You may have heard that the Michelin guide has been bestowing many stars on Japanese restaurants.  So many that Europeans are suspecting ulterior motives.

The generous distribution of stars has prompted a snarky backlash among some Western critics and celebrity chefs, whose collective egos can be larger than acroquembouche. Some have said Michelin is showering stars upon Japan in an attempt to gain favor in a brand-conscious, France-loving country where it wants to sell not only culinary guides, but automobile tires.

Well, the Japanese aren’t so keen either.
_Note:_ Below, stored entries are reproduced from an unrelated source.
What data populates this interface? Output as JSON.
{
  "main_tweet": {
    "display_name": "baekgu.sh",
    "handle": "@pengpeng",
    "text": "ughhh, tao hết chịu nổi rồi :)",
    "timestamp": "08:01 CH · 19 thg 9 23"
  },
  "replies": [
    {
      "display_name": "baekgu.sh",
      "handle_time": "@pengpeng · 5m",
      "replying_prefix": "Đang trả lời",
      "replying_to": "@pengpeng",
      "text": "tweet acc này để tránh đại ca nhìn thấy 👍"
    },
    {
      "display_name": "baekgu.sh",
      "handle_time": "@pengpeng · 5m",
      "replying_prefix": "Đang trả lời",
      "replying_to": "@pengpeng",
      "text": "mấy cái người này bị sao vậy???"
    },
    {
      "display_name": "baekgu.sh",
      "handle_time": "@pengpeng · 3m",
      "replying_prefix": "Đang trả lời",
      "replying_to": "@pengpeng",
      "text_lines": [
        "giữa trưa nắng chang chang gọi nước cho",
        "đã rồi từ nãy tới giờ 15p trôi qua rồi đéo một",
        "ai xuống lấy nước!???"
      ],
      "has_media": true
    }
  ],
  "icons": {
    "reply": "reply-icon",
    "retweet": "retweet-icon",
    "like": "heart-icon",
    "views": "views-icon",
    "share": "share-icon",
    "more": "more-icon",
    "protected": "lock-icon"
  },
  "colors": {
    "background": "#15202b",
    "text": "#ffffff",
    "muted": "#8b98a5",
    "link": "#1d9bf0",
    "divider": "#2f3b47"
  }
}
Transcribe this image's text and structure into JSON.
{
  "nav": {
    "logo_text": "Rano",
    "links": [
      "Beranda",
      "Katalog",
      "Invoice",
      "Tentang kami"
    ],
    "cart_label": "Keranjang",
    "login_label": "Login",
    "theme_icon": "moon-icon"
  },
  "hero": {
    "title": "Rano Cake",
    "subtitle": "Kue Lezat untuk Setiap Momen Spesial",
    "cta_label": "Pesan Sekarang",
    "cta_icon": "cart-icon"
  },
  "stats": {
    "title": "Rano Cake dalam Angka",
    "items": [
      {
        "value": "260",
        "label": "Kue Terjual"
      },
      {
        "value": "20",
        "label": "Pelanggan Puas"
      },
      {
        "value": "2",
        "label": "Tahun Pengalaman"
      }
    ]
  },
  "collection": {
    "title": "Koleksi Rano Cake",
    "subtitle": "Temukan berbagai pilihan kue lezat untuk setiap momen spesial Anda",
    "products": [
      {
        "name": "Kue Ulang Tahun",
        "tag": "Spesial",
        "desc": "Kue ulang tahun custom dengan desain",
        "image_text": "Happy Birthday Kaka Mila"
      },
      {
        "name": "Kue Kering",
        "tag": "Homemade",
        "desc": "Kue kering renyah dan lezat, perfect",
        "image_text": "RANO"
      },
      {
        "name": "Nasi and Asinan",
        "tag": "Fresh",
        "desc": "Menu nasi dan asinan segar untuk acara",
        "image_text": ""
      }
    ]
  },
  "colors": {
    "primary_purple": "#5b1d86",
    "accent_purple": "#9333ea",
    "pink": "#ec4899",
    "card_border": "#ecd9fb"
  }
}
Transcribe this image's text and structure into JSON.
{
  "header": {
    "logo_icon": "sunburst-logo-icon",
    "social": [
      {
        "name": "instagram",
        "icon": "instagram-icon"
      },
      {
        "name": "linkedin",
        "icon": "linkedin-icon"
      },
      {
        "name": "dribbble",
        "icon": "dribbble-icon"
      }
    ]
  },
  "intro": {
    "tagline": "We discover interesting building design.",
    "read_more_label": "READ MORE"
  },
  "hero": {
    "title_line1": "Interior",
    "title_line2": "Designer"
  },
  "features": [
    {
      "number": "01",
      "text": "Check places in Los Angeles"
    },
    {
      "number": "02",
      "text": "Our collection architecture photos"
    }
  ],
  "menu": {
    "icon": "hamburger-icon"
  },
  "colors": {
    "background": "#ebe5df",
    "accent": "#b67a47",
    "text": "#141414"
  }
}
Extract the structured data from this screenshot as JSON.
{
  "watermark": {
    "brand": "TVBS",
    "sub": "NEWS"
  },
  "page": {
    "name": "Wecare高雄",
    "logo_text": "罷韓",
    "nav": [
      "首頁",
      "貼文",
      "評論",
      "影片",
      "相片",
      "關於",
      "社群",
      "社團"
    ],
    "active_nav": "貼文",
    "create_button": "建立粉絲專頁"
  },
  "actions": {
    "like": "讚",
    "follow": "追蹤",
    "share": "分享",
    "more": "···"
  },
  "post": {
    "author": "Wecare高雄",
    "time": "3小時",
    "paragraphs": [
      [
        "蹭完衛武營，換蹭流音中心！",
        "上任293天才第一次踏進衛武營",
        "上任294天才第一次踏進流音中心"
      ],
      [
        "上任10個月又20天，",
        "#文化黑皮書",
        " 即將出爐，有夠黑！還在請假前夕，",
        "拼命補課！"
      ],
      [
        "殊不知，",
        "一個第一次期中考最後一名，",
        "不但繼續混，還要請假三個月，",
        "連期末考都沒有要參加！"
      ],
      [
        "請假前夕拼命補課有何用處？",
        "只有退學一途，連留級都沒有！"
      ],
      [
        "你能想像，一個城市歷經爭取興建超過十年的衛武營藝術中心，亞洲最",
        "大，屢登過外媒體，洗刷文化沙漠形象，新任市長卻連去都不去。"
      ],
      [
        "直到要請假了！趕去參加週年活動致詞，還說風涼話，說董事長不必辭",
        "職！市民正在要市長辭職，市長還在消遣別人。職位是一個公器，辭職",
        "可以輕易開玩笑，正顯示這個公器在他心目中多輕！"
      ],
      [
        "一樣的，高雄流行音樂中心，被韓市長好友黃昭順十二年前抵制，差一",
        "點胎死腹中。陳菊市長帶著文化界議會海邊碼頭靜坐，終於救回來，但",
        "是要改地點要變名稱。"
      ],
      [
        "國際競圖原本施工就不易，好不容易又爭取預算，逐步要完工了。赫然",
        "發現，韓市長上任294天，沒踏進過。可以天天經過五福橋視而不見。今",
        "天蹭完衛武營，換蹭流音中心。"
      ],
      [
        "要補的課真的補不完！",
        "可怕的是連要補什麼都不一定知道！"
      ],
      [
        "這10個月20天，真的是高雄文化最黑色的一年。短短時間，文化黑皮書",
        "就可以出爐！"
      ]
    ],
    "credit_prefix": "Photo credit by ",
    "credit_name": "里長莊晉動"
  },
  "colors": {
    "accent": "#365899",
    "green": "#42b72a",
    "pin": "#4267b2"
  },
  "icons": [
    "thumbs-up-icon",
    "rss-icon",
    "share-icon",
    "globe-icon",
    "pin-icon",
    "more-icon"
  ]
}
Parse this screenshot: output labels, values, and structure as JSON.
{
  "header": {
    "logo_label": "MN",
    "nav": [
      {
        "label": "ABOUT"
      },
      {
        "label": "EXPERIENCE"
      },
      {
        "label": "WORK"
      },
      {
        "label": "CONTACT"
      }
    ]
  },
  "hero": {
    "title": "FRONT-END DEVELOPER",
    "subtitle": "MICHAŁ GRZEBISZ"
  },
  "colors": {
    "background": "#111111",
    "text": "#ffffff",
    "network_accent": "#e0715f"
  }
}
Many Japanese chefs, especially in the Kansai region, say they never courted this attention. Even a single Michelin star can be seen as a curse by the Japanese: Their restaurants are for their customers. Why cook for a room full of strangers? Even worse: crass foreigners.

“It is, of course, a great honor to be included in the Michelin guide. But we asked them not to include us,” says Minoru Harada, an affable young Osaka chef. His Sakanadokoro Koetsu, a fish restaurant with a counter and 10 seats, just earned a single star, its first. Loyal customers have sustained the restaurant over the years, he says, adding: “If many new customers come, it is difficult.”

And with the upcoming realease of Michelin’s guide to Tokyo, Japan may soon be the most spangled restaurant nation in the world.